Key Characteristics

This hardy breed is active and a frugal eater. It is quite unusual for them to go broody. Be aware that many so-called Cream Legbars do not fulfil the breed standard because they have lost the dilute cream gene. 


  • Initially, Cream Legbars were made by accident when Michael Pease was trying to improve Gold Legbars by crossing some hens with a White Leghorn cock, creating cream birds.
  • Professor Punnett had some blue egg-laying Cream Araucanas and they were mated with Pease’s birds, very much in the spirit of simple scientific curiosity, producing the breed we know.
  • They were standardised in 1958 but nearly died out in 1970s due to no demand for blue eggs.
  • The breed was rescued by the Wernless Collection and David Applegarth.
  • In the 1980s blue shelled eggs began to attract consumers enough to be a commercial proposition.

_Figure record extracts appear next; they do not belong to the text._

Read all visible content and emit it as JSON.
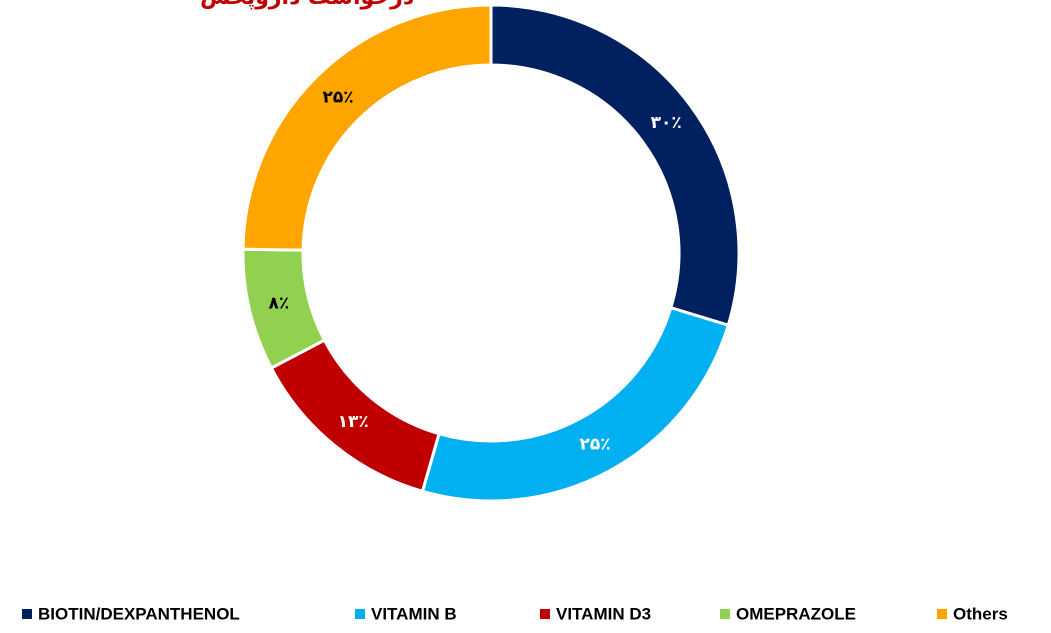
{
  "chart_data": {
    "type": "donut",
    "title": "درخواست داروپخش",
    "categories": [
      "BIOTIN/DEXPANTHENOL",
      "VITAMIN B",
      "VITAMIN D3",
      "OMEPRAZOLE",
      "Others"
    ],
    "values": [
      30,
      25,
      13,
      8,
      25
    ],
    "value_labels": [
      "۳۰٪",
      "۲۵٪",
      "۱۳٪",
      "۸٪",
      "۲۵٪"
    ],
    "colors": [
      "#002060",
      "#00b0f0",
      "#c00000",
      "#92d050",
      "#ffa500"
    ],
    "legend": "bottom"
  }
}
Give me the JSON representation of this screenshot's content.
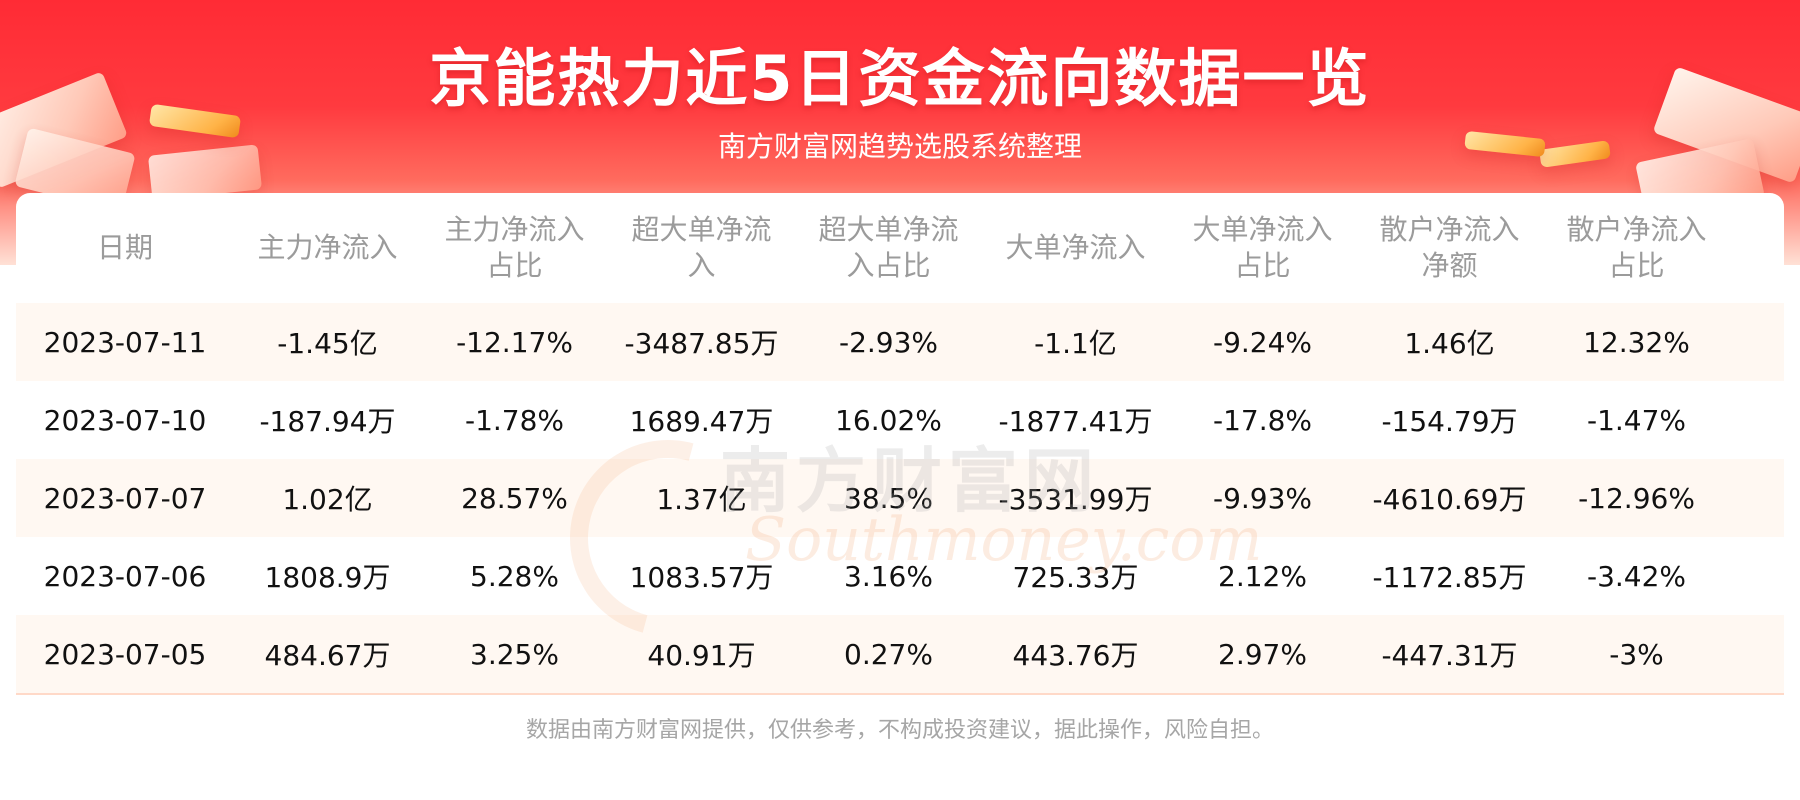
{
  "header": {
    "title": "京能热力近5日资金流向数据一览",
    "subtitle": "南方财富网趋势选股系统整理"
  },
  "table": {
    "columns": [
      [
        "日期"
      ],
      [
        "主力净流入"
      ],
      [
        "主力净流入",
        "占比"
      ],
      [
        "超大单净流",
        "入"
      ],
      [
        "超大单净流",
        "入占比"
      ],
      [
        "大单净流入"
      ],
      [
        "大单净流入",
        "占比"
      ],
      [
        "散户净流入",
        "净额"
      ],
      [
        "散户净流入",
        "占比"
      ]
    ],
    "rows": [
      [
        "2023-07-11",
        "-1.45亿",
        "-12.17%",
        "-3487.85万",
        "-2.93%",
        "-1.1亿",
        "-9.24%",
        "1.46亿",
        "12.32%"
      ],
      [
        "2023-07-10",
        "-187.94万",
        "-1.78%",
        "1689.47万",
        "16.02%",
        "-1877.41万",
        "-17.8%",
        "-154.79万",
        "-1.47%"
      ],
      [
        "2023-07-07",
        "1.02亿",
        "28.57%",
        "1.37亿",
        "38.5%",
        "-3531.99万",
        "-9.93%",
        "-4610.69万",
        "-12.96%"
      ],
      [
        "2023-07-06",
        "1808.9万",
        "5.28%",
        "1083.57万",
        "3.16%",
        "725.33万",
        "2.12%",
        "-1172.85万",
        "-3.42%"
      ],
      [
        "2023-07-05",
        "484.67万",
        "3.25%",
        "40.91万",
        "0.27%",
        "443.76万",
        "2.97%",
        "-447.31万",
        "-3%"
      ]
    ]
  },
  "watermark": {
    "cn": "南方财富网",
    "en": "Southmoney.com"
  },
  "footer": {
    "disclaimer": "数据由南方财富网提供，仅供参考，不构成投资建议，据此操作，风险自担。"
  },
  "colors": {
    "banner_red": "#ff2b35",
    "header_text": "#9b9b9b",
    "alt_row": "#fff8f2",
    "footer_text": "#a6a6a6"
  }
}
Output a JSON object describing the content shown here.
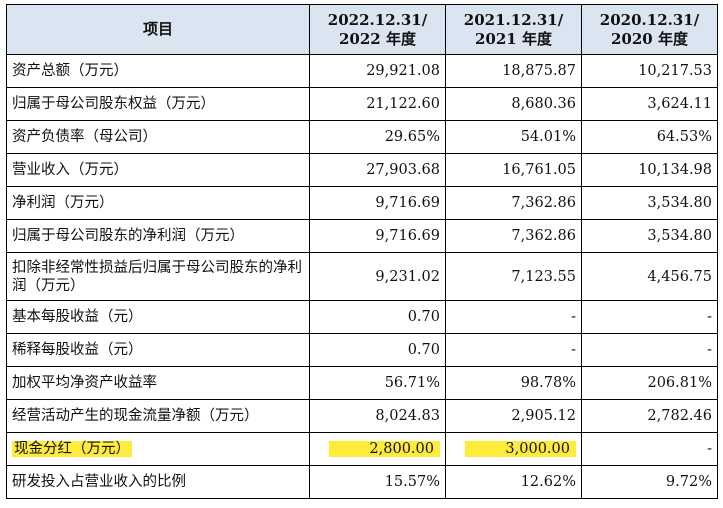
{
  "table": {
    "headers": [
      {
        "line1": "项目",
        "line2": ""
      },
      {
        "line1": "2022.12.31/",
        "line2": "2022 年度"
      },
      {
        "line1": "2021.12.31/",
        "line2": "2021 年度"
      },
      {
        "line1": "2020.12.31/",
        "line2": "2020 年度"
      }
    ],
    "rows": [
      {
        "label": "资产总额（万元）",
        "values": [
          "29,921.08",
          "18,875.87",
          "10,217.53"
        ]
      },
      {
        "label": "归属于母公司股东权益（万元）",
        "values": [
          "21,122.60",
          "8,680.36",
          "3,624.11"
        ]
      },
      {
        "label": "资产负债率（母公司）",
        "values": [
          "29.65%",
          "54.01%",
          "64.53%"
        ]
      },
      {
        "label": "营业收入（万元）",
        "values": [
          "27,903.68",
          "16,761.05",
          "10,134.98"
        ]
      },
      {
        "label": "净利润（万元）",
        "values": [
          "9,716.69",
          "7,362.86",
          "3,534.80"
        ]
      },
      {
        "label": "归属于母公司股东的净利润（万元）",
        "values": [
          "9,716.69",
          "7,362.86",
          "3,534.80"
        ]
      },
      {
        "label": "扣除非经常性损益后归属于母公司股东的净利润（万元）",
        "values": [
          "9,231.02",
          "7,123.55",
          "4,456.75"
        ]
      },
      {
        "label": "基本每股收益（元）",
        "values": [
          "0.70",
          "-",
          "-"
        ]
      },
      {
        "label": "稀释每股收益（元）",
        "values": [
          "0.70",
          "-",
          "-"
        ]
      },
      {
        "label": "加权平均净资产收益率",
        "values": [
          "56.71%",
          "98.78%",
          "206.81%"
        ]
      },
      {
        "label": "经营活动产生的现金流量净额（万元）",
        "values": [
          "8,024.83",
          "2,905.12",
          "2,782.46"
        ]
      },
      {
        "label": "现金分红（万元）",
        "values": [
          "2,800.00",
          "3,000.00",
          "-"
        ]
      },
      {
        "label": "研发投入占营业收入的比例",
        "values": [
          "15.57%",
          "12.62%",
          "9.72%"
        ]
      }
    ]
  },
  "colors": {
    "header_bg": "#dbe5f1",
    "highlight": "#ffeb3b"
  }
}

  • Cream Legbars are a slender, elegant breed
  • Males have cream neck and saddle and grey chest, legs and wings and have barred (striped) feathering.
  • Females have cream necks, salmon chests and grey barred bodies as well as a small feathered crest behind the comb. 


Depending on the strain around 180-200 blue, green or olive coloured eggs are laid in a year. Their blue/green/olive eggs are much in demand.

Did you know?

Cream Legbars an an auto-sexing breed. When chicks hatch, females have very distinct dark and light stripes down their body whereas males are lighter all over with a distinct yellow spot on their heads. This allows breeders to be more efficient and not raise unwanted males.